Inclusion is a State of Mind: Insight from a URJ Exemplar Congregation11/18/2015
There’s a significant uptick of energy in the Jewish disability world right now. Following recent events like the Ruderman Inclusion Summit and the URJ Biennial, people are talking about this issue in ways they never have before – and organizations are (finally!) making commitments to change.
At my congregation, Temple Beth-El in Hillsborough, N.J., we are not perfect, but I am so proud to be an integral part of a community that is committed to this ideal and is continually striving to improve. At the Biennial, we were one of 27 congregations recognized by the Reform Movement as an Exemplar Congregation, one that has excelled in one or more areas of inclusion and has agreed to serve as a mentor to other congregational professionals in specific areas of inclusion.
We have always done this work because it is the right thing to do. We have made commitments of both time and money because no one should be left on the outside of congregational life. Ever. We do not do this work for the fanfare and certainly not because we owe it to someone. We do it because we owe it to everyone. We all benefit when our communities are truly inclusive. It really is exciting to go to work every day and think about what we do well, while helping to discover ways that we can do it even better.
But even though we don’t do this work for the praise or recognition, there is no question that kavod (respect) for hard work and commitment is significant.

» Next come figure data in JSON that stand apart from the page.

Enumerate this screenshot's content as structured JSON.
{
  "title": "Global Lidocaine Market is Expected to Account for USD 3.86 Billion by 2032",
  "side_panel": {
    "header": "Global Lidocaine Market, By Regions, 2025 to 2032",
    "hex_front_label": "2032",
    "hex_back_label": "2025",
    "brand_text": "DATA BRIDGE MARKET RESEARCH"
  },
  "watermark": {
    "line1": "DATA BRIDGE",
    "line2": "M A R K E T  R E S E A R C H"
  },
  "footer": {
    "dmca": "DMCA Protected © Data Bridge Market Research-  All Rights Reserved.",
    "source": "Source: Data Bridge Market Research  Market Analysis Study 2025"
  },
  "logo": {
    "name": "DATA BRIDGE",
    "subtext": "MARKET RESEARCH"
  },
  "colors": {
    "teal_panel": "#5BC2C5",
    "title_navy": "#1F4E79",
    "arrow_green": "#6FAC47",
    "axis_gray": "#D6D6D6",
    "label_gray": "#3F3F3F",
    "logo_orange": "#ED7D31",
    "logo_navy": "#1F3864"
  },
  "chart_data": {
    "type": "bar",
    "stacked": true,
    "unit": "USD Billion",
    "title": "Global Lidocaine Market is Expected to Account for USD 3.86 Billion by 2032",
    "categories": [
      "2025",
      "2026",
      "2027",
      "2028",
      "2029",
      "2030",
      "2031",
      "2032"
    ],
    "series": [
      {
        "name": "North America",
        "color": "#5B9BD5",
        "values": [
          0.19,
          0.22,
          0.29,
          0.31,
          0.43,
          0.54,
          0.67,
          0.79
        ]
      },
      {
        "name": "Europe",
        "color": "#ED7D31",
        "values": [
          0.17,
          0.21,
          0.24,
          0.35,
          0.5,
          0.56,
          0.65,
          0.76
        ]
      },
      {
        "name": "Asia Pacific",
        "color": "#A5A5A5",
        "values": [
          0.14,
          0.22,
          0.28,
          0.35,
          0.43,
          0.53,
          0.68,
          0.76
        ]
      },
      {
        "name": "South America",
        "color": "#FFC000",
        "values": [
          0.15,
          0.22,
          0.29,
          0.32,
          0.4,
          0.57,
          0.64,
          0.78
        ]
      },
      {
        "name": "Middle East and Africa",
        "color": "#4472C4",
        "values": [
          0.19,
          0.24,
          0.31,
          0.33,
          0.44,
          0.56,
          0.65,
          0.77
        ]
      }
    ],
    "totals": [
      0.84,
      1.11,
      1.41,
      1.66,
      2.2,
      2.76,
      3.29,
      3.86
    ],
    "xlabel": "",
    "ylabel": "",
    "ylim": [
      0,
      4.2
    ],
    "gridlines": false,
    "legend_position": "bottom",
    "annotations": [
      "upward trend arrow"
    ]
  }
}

I genuinely appreciate that our congregation had the opportunity to be honored at the recent URJ Biennial as an Exemplar Congregation is Disability Inclusion. It was a joy to celebrate our accomplishments and it was special to be surrounded by others committed to this holy work. At TBE we will use this honor as a springboard to continue to move forward, finding ever more ways to widen our reach and welcome everyone.
Inclusion matters. It’s not a favor we do. It’s not a program or a classroom or a social action project.
Inclusion is a state of mind.
Because, quite frankly, what still stands in the way of inclusion in most communities is attitude. From the American Camping Association:
The biggest barrier to creating an inclusive program is not the lack of resources, knowledge, or accessible facilities. The biggest barrier is actually one of attitude…we must understand that inclusion is first and foremost a philosophy. It is a mindset and a belief that everyone has value and something to contribute.It is a willingness to see the ability in everyone and match skill with challenge. It is an understanding that what our programs really provide at their heart is the opportunity to build relationships, learn who we are, and develop skills.It is being committed to the process of making our programs accessible — not only in the physical sense, but also by ensuring that each person’s participation is meaningful….Once we understand that inclusion is not a place, a program, or a time-limited opportunity, and that it is a state of being and a way of operating that says “all are welcome,” we can overcome the practical barriers of resources, knowledge, and accessible facilities.